[1919 – Heights Natatorium – Houston Heights Association – Photo taken by Hawthorn Ramage, in about 1913, and donated to the Heights Museum Collection by Ms. Verna Topkins]
[1895 map, showing Heights Blvd. on west of park, and Harvard, Cortlandt, Arlington, Columbia, and Oxford Streets intersecting with park from north]
Coombs Park (sometimes called Forest Park) was an amusement park that the Coombs family built around the turn of the last century on land they owned in the Houston Heights, just north of White Oak Bayou. The Coombs house itself was a sprawling mansion on the southern side of the bayou, in an elevated area that became known as “Coombs Terrace”. On the east side of the intersection of Heights Boulevard and 3rd Street (approximately where Heights Boulevard now intersects with the eastbound feeder road for Interstate 10), north of the bayou, E.L. Coombs dug a lake that featured live alligators and trick high-diving. Describing other features of the park, Sister M. Agatha’s History of the Heights states:
Sunday afternoon was the park’s big day. At three o’clock every Sunday, a Mrs. Roaming (significant name) went up in a balloon, with a monkey for a companion. Sometimes the monkey went up alone. The balloon had a basket and when the lady got ready to come down, she pulled a valve and gradually as the gas escaped, the balloon descended. When the monkey went up alone, the valve was fixed so that the gas was gradually leaking before the ascension. There was a track in the park for goat racing, and the children brought their pets, harnessed to various little wagons or traps, and took part in the race for prizes. Mr. Coombs also provided a zoo with all kinds of animals for the special delight of the children. Between his home and the bayou, extending back to Yale Street, he had an ostrich farm and children of the Heights loved to go near the fence to see the birds. These, too, were for the park.
In 1895, on the banks of the bayou at the southern end of Harvard Street, Coombs built a natatorium. Describing an early photograph of the natatorium, Sister Agatha reported: “Coombs built in the flamboyant style of Coney Island’s heyday. The picture shows a pleasure pier, two and a half stories, with dressing rooms for each floor, like galleries around the pool. The impressive building was topped off with one large round tower and two smaller turrets, each waving a flag.” The Galveston Daily News reported on April 12, 1895 that: “Houston’s new natatorium at Coombs park was thrown open to the public today, and in two hours after the opening every bathing suit in the house was out, and the jolly bathers were enjoying the fresh water. The tank has a capacity of 200,000 gallons of water and is 80×40 feet square, having a depth when full of from 4 to 9 feet of water.” The opening coincided with a Knights of Pythias convention at Coombs Park, and the same edition of the Daily News reported that “[t]he large pavilion is handsomely decorated with bunting, flags, and monograms, bidding the Knights of Pythias welcome,” and that many of the Knights had an opportunity to enjoy the “refreshing waters” of the natatorium.

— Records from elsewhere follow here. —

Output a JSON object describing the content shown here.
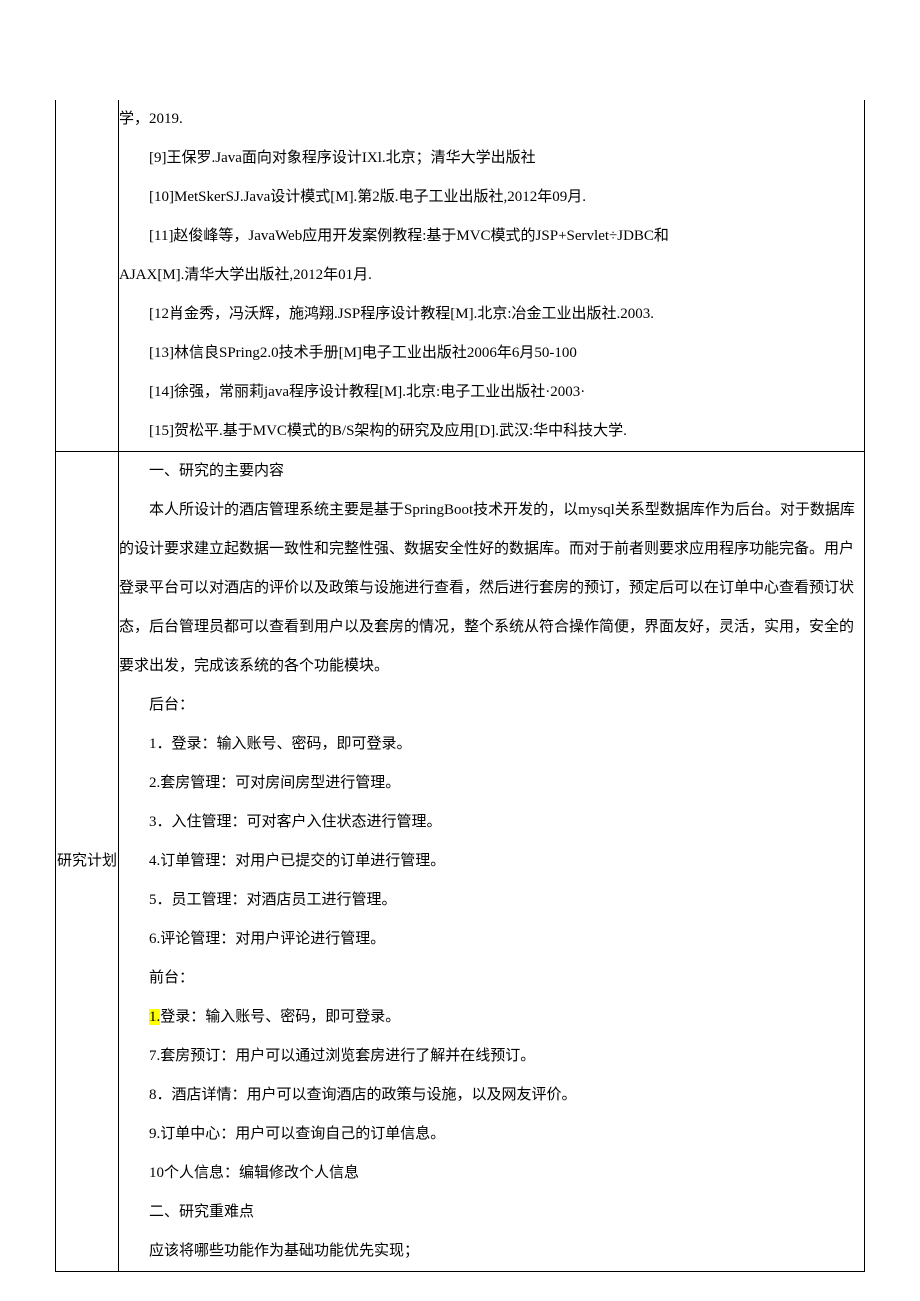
{
  "row1": {
    "label": "",
    "lines": [
      {
        "cls": "para-noindent",
        "text": "学，2019."
      },
      {
        "cls": "para",
        "text": "[9]王保罗.Java面向对象程序设计IXl.北京；清华大学出版社"
      },
      {
        "cls": "para",
        "text": "[10]MetSkerSJ.Java设计模式[M].第2版.电子工业出版社,2012年09月."
      },
      {
        "cls": "para",
        "text": "[11]赵俊峰等，JavaWeb应用开发案例教程:基于MVC模式的JSP+Servlet÷JDBC和"
      },
      {
        "cls": "para-noindent",
        "text": "AJAX[M].清华大学出版社,2012年01月."
      },
      {
        "cls": "para",
        "text": "[12肖金秀，冯沃辉，施鸿翔.JSP程序设计教程[M].北京:冶金工业出版社.2003."
      },
      {
        "cls": "para",
        "text": "[13]林信良SPring2.0技术手册[M]电子工业出版社2006年6月50-100"
      },
      {
        "cls": "para",
        "text": "[14]徐强，常丽莉java程序设计教程[M].北京:电子工业出版社·2003·"
      },
      {
        "cls": "para",
        "text": "[15]贺松平.基于MVC模式的B/S架构的研究及应用[D].武汉:华中科技大学."
      }
    ]
  },
  "row2": {
    "label": "研究计划",
    "sections": [
      {
        "cls": "item",
        "text": "一、研究的主要内容"
      },
      {
        "cls": "para",
        "text": "本人所设计的酒店管理系统主要是基于SpringBoot技术开发的，以mysql关系型数据库作为后台。对于数据库的设计要求建立起数据一致性和完整性强、数据安全性好的数据库。而对于前者则要求应用程序功能完备。用户登录平台可以对酒店的评价以及政策与设施进行查看，然后进行套房的预订，预定后可以在订单中心查看预订状态，后台管理员都可以查看到用户以及套房的情况，整个系统从符合操作简便，界面友好，灵活，实用，安全的要求出发，完成该系统的各个功能模块。"
      },
      {
        "cls": "item",
        "text": "后台："
      },
      {
        "cls": "item",
        "text": "1．登录：输入账号、密码，即可登录。"
      },
      {
        "cls": "item",
        "text": "2.套房管理：可对房间房型进行管理。"
      },
      {
        "cls": "item",
        "text": "3．入住管理：可对客户入住状态进行管理。"
      },
      {
        "cls": "item",
        "text": "4.订单管理：对用户已提交的订单进行管理。"
      },
      {
        "cls": "item",
        "text": "5．员工管理：对酒店员工进行管理。"
      },
      {
        "cls": "item",
        "text": "6.评论管理：对用户评论进行管理。"
      },
      {
        "cls": "item",
        "text": "前台："
      },
      {
        "cls": "item",
        "highlight_prefix": "1.",
        "text": "登录：输入账号、密码，即可登录。"
      },
      {
        "cls": "item",
        "text": "7.套房预订：用户可以通过浏览套房进行了解并在线预订。"
      },
      {
        "cls": "item",
        "text": "8．酒店详情：用户可以查询酒店的政策与设施，以及网友评价。"
      },
      {
        "cls": "item",
        "text": "9.订单中心：用户可以查询自己的订单信息。"
      },
      {
        "cls": "item",
        "text": "10个人信息：编辑修改个人信息"
      },
      {
        "cls": "item",
        "text": "二、研究重难点"
      },
      {
        "cls": "item",
        "text": "应该将哪些功能作为基础功能优先实现；"
      }
    ]
  }
}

When the original natatorium building burned, a smaller structure (pictured above) was built in its place. After E.L. Coombs died, the property on which the natatorium was located changed hands a number of times. The natatorium survived Coombs Park, and was still operating as late as 1942. The natatorium was filled in at some point thereafter, however, and there is now a self-storage facility located on the spot.